Build a simple file system tree:

resume = file("resume.pdf", 150)
notes = file("notes.txt", 25)
homework = file("homework.doc", 75)
vacation-pic = file("vacation.jpg", 500)
family-pic = file("family.jpg", 300)

school-folder = folder("School", [list: homework])
docs-folder = folder("Documents", [list: resume, notes, school-folder])
photos-folder = folder("Photos", [list: vacation-pic, family-pic])

root = folder("Root", [list: docs-folder, photos-folder])

IV. Discovering Recursive Functions on Trees (10 minutes)

Notice that a FileTree can be either a file (base case) or a folder containing a list of other FileTrees (recursive case).

A. Example

  • For a file, count is 1
  • For a folder, count is 1 (for the folder itself) plus the count of each item in contents
fun count-items(ft :: FileTree) -> Number:
cases (FileTree) ft:
| file(n, s) => 1
| folder(n, contents) => 1 + count-items-list(contents)
end
where:
count-items(resume) is 1
count-items(school-folder) is 2
end

fun count-items-list(fts :: List<FileTree>) -> Number:
cases (List) fts:
| empty => 0
| link(first, rest) => count-items(first) + count-items-list(rest)
end
end

V. Traversing Trees Recursively (10 minutes)
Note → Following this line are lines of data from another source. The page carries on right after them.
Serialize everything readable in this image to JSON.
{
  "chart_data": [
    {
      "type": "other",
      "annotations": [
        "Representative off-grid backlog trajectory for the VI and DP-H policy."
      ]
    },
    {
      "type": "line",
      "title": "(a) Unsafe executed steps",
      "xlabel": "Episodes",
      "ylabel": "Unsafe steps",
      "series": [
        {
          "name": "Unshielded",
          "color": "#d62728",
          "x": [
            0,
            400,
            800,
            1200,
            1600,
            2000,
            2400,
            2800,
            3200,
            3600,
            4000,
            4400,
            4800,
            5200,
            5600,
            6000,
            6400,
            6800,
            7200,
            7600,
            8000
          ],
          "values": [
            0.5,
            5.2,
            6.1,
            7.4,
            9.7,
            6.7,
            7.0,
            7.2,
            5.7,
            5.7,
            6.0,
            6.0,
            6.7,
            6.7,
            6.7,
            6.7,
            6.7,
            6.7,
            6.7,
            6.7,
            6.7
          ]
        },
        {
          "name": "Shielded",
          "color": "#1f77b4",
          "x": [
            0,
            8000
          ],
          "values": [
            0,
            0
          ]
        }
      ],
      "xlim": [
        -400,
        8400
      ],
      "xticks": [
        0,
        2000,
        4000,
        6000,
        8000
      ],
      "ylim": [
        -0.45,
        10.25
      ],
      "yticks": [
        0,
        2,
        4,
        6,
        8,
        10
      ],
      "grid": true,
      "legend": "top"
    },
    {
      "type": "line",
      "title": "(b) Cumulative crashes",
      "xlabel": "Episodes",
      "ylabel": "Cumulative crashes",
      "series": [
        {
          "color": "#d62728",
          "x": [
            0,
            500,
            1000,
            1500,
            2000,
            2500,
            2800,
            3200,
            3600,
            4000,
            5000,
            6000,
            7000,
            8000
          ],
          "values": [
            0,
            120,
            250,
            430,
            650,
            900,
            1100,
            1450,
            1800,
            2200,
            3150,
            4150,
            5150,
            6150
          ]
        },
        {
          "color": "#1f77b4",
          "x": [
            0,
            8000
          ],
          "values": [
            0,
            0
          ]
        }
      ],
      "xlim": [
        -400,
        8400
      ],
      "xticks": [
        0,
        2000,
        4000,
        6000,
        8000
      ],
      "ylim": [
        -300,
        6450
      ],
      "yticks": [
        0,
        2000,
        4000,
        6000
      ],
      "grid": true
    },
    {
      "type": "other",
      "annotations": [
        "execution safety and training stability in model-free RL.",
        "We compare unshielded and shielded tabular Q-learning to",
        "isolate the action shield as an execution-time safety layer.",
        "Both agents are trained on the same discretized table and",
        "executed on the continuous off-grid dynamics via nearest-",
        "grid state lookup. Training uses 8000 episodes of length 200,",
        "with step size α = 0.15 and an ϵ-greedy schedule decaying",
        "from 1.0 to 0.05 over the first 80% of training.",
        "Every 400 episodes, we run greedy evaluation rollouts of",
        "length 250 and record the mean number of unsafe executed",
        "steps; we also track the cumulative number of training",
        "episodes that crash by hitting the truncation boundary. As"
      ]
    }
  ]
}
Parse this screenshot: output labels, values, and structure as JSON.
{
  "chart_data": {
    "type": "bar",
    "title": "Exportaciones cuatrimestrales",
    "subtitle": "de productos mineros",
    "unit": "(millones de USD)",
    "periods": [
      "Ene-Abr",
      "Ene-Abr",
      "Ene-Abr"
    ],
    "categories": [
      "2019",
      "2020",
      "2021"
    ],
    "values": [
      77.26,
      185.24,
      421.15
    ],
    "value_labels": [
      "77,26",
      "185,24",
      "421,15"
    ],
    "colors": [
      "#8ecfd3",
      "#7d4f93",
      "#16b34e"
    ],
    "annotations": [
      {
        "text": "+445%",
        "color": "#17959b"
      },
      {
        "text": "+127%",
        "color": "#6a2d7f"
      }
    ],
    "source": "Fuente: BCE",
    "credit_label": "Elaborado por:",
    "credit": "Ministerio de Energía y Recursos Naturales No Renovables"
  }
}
Write a function that returns only file names (not folder names):

fun list-files-only(ft :: FileTree) -> List<String>:
cases (FileTree) ft:
| file(n, s) => [list: n]
| folder(n, contents) => list-files-only-list(contents)
end
where:
list-files-only(resume) is [list: "resume.pdf"]
list-files-only(docs-folder) is [list: "resume.pdf", "notes.txt", "homework.doc"]
end

fun list-files-only-list(fts :: List<FileTree>) -> List<String>:
cases (List) fts:
| empty => empty
| link(first, rest) => list-files-only(first) + list-files-only-list(rest)
end
end

VI. Transforming Trees (10 minutes)

Explain that for each loops require linear data (lists) because they process elements sequentially. Trees have branching structure, so you must reconstruct the structure recursively.

A. Example

Write a function that keeps only files larger than a certain size:

fun keep-large-files(ft :: FileTree, min-size :: Number) -> FileTree:
cases (FileTree) ft:
| file(n, s) =>
if s >= min-size:
file(n, s)
else:
folder("empty", empty)
end
| folder(n, contents) => folder(n, keep-large-files-list(contents, min-size))
end
end

fun keep-large-files-list(fts :: List<FileTree>, min-size :: Number) -> List<FileTree>:
cases (List) fts:
| empty => empty
| link(first, rest) =>
filtered-first = keep-large-files(first, min-size)
link(filtered-first, keep-large-files-list(rest, min-size))
end
end

Emphasize that recursive functions let us rebuild the tree's structure as we process each node.

VII. Recap and Wrap-Up (5 minutes)

Key Points Discussion:

  • Hierarchical Data: Trees naturally represent nested, branching structures
  • Recursive Data Types: Define tree types that refer to themselves
  • Recursive Functions: Process trees by handling base cases (leaves) and recursive cases (branches)
  • Transformation: Rebuild tree structure while modifying contents

Reflection Questions:

  • "How is processing trees different from processing lists?"
  • "Why can't we use for-each loops on trees?"